Welche Dochtstärke passt zu welcher Kerze?
Beim Selbermachen von Kerzen spielt die Wahl des richtigen Dochtes eine entscheidende Rolle – er bestimmt, wie gleichmäßig die Kerze brennt und ob sie rußt oder qualmt. Je nach Durchmesser der Kerze und Art des Wachses benötigt man unterschiedliche Dochtstärken, damit das flüssige Wachs optimal aufsteigen und vollständig verbrennen kann.
Die wichtigsten Faktoren sind Durchmesser und Wachstyp.Bei Kerzen mit einem Durchmesser von 35 bis 40 mm eignet sich für Kompositionswachs ein Runddocht der Stärke 05 bis 09. Wird hingegen reines Bienenwachs verwendet, sollte man auf einen stärkeren Docht wie Runddocht 11 zurückgreifen, da Bienenwachs dichter ist und anders schmilzt. Für größere Kerzen mit 50 bis 60 mm Durchmesser sind Runddochte in der Stärke 09 bis 11 (bei Kompositionswachs) oder 14 bis 16 (bei Bienenwachs) empfehlenswert. Ganz dicke Kerzen von 80 bis 100 mm benötigen starke Dochte: Runddocht 18 bis 20 bei handelsüblichem Wachs, bei Bienenwachs sogar Runddocht 20, um eine saubere und sichere Verbrennung zu gewährleisten.

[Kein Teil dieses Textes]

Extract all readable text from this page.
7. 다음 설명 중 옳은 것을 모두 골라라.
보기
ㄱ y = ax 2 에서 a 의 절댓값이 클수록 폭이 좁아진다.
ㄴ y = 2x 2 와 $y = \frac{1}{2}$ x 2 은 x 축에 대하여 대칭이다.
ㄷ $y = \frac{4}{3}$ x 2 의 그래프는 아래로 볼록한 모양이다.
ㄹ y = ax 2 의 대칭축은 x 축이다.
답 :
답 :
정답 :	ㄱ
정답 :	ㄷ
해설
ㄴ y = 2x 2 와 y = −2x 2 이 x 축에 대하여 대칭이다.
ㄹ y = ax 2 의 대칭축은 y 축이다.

Aber nicht nur die Stärke zählt – auch die Dochart spielt eine Rolle. Neben den klassischen Runddochten gibt es Flachdochte, die sich kaum verziehen, oder spezielle Teelicht- und Lampendochte, die für kleinere Anwendungen konzipiert sind. Wer selbst Kerzen gießt, sollte daher immer auf die Kombination aus Größe, Wachsart und Dochtmaterial achten, um optimale Ergebnisse zu erzielen.